Most of the market's gains came in the final hour. Stocks retraced ground lost earlier in the session when Federal Reserve Chairman Alan Greenspan warned that natural gas prices would be higher for an extended period.
"Today just seems like a pause till we figure out if the market is ready to resume its advance or if we are going to keep paying for what happened last week," when stocks enjoyed huge rallies, said Brian Pears, head equity trader at Victory Capital Management in Cleveland.
Advancing issues outnumbered decliners 5 to 2 on the New York Stock Exchange. Consolidated volume was a light 1.675 billion shares, below Monday's already thin 1.68 billion.
The Dow ended a lightly traded session up 74.89, or 0.8 percent, at 9,054.89, wiping out much of Monday's 82.79-point loss.

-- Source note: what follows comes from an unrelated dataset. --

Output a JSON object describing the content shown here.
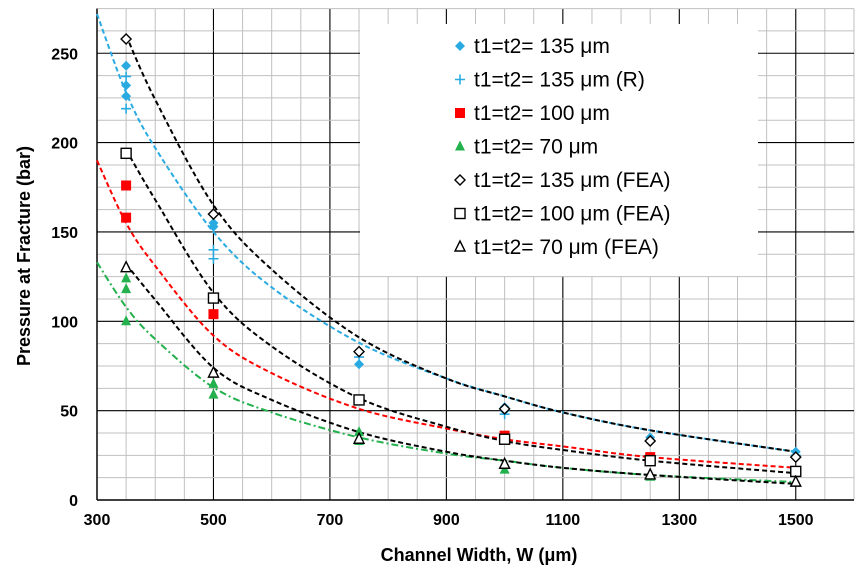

The broader market also moved higher. The Nasdaq rose 23.70, or 1.5 percent, to 1,627.67. The S&P advanced 8.91, or 0.9 percent, to 984.84. The Russell 2000 index rose 6.17, or 1.4 percent, to 450.96.

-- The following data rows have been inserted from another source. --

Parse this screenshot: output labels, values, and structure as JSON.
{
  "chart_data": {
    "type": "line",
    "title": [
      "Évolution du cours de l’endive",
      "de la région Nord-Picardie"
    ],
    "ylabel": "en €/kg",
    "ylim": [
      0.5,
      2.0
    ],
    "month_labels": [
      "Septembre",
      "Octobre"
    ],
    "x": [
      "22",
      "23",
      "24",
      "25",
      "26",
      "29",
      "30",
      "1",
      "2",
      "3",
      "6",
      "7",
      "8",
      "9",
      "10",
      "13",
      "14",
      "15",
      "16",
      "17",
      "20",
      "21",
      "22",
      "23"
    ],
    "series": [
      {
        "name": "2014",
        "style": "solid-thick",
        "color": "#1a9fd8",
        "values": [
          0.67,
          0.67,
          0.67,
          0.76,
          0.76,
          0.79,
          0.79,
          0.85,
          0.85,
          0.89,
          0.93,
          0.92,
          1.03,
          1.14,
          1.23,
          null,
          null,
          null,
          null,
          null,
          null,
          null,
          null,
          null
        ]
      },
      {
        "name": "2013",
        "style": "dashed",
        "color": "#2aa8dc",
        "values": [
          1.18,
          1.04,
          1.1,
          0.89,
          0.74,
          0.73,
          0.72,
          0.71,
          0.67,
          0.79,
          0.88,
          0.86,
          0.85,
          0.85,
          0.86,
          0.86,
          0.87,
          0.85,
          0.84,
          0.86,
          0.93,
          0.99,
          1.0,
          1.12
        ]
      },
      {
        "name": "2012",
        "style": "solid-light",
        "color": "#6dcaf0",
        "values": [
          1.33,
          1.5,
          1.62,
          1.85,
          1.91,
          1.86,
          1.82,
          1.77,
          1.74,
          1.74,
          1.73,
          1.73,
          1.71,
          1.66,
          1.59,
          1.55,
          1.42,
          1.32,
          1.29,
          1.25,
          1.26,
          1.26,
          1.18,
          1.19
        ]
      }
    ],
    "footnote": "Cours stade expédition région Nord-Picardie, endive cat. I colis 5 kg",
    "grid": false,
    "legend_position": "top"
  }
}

The price of the Treasury's 10-year note closed up 23/32 point yesterday, while its yield fell to 3.19 percent from 3.28 percent Monday. Two-year Treasury notes were up 1/8 point and yielded 1.11 percent, down from 1.18 percent Monday.
Wall Street has rallied for three months, lifted by better-than-expected first-quarter profits, a quick end to the war in Iraq, a new tax cut package, and improving economic data.
Monday's sell-off represented the first time in three weeks, or since May 20, that all four market gauges declined.
Some analysts say that while the market's fundamentals are improving, it's still hard to explain those robust gains any other way than to say the stocks are simply moving on their own upward momentum.
"I have just sort of said, 'OK, the market is overbought, but so what,' " said Richard A. Dickson, senior market strategist, at Lowry's Research Reports in Palm Beach, Fla.
Market observers got another reason to question stock prices yesterday, when Greenspan said higher gas prices, which are more than twice what they were last year, "have put significant segments of the North American gas-using industry in a weakened competitive position" against industries overseas and that they are likely to persist into the beginning of 2004.
But in his appearance before the House Energy and Commerce Committee, Greenspan did not specifically address whether a prolonged increase in natural gas prices would hinder the economic recovery.
Boeing advanced $1.14 to $34.31 yesterday after Banc of America Securities upgraded it to "buy" from "neutral."
Freddie Mac rose $1.24 to $51.50, having plunged $9.61, or 16.1 percent, Monday when it announced the departure of its top three executives and that it was restating three years' worth of earnings.
Overseas, Japan's Nikkei stock average finished down 0.4 percent. In Europe, France's CAC-40 rose 0.7 percent, Britain's FTSE 100 fell 0.4 percent and Germany's DAX index gained 1.5 percent.